Before the Fenway Super 11's, there was the annual all-stars game, in which the previous year's All-Ireland champions would face the previous year's all-stars in some glitzy foreign amphitheatre.
In the early months of 1990, Tipperary faced the All-Stars team in the Skydome in Toronto, the home of the Blue Jays.
Naturally, there is a degree of overlap between the personnel on the All-Ireland winning team and the All-Stars team. In this instance, the All-Ireland champs are given first refusal.
To make up the difference, the All-Stars team allowed Cork lads Jim Cashman, Tony O'Sullivan and John Fitzgibbon (all three would win All-Stars in 1990), Dublin full forward Brian McMahon (would also win an All-Star in 1990), and Kilkenny wing back Liam Walsh on the junket to Toronto.
The All-Stars team boasted quite a few Galway players, meaning the potential for nastiness hung in the air.

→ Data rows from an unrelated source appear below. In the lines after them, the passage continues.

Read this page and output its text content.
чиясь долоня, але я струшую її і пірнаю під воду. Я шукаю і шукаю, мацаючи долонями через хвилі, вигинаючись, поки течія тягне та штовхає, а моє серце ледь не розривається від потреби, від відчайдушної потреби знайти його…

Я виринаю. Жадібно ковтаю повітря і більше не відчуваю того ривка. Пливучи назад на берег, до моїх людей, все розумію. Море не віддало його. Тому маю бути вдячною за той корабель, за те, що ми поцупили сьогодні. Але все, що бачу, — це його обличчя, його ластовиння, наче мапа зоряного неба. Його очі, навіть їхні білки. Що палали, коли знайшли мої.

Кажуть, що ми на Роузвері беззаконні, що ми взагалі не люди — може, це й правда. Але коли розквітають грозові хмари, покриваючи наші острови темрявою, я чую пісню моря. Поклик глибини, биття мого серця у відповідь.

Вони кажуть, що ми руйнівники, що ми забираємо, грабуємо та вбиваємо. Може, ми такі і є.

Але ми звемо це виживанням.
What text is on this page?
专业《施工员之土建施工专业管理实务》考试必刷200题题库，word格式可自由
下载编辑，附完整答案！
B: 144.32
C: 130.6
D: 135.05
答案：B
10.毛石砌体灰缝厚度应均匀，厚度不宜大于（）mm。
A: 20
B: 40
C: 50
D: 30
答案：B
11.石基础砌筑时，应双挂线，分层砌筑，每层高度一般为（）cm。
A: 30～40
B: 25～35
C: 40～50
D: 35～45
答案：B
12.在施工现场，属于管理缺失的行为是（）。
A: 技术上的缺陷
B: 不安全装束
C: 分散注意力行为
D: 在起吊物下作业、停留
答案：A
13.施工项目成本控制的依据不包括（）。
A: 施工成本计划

The rivalry between the two best teams of the era had reached its zenith in the previous year's poisonous All-Ireland semi-final. The scene was set for a Boston style brawl.
Fortunately, the Galway players selected were, by general consensus, the 'nicer' fellas on the team - the guys who were inclined to leave the confrontational stuff to their more grizzled teammates.
Thus, Joe Cooney, Eanna Ryan, Sean Treacy and Michael Coleman travelled to Toronto. Sylvie, Finnerty and Hopper were left at home.
As per usual, the All-Ireland champions eventually won the match handsomely on a score of 5-15 to 3-11. The game was played on old-school astroturf that didn't look too conducive to wristy hurling, with the players forced to wear their socks pulled up high above the knee to avoid severe carpet burn.
The match was broadcast live by TSN and RTE. Canadian broadcaster Chris Sedens introduced the game alongside Ger Canning. The Cusack Stand was still a rusty old hulk in 1990 and thus Irish folk were less blasé about the sight of dazzling modern stadiums.
Ger was wowed by the Skydome, suggesting that they organise a whip-around so an equivalent stadium could be built in Ireland.
All in all, it was an incredible display by Canning, who confusingly explains the hurling grip (without a thought in the world for the humble left hander), equates 2-6 to 1-4, and generally dazzles with a booming display alongside his Canadian counterpart. Towards the end of their pre-match chat, Ger - in a move reminiscent of Charlie Haughey attempting to charm Maggie Thatcher with a Georgian teapot - presented Sedens with a bit of Tipparary crystal.
The cameraman had some difficulty coping with the pace of the game, as evidenced by his total failure to capture Eanna Ryan's early goal for the All-Stars.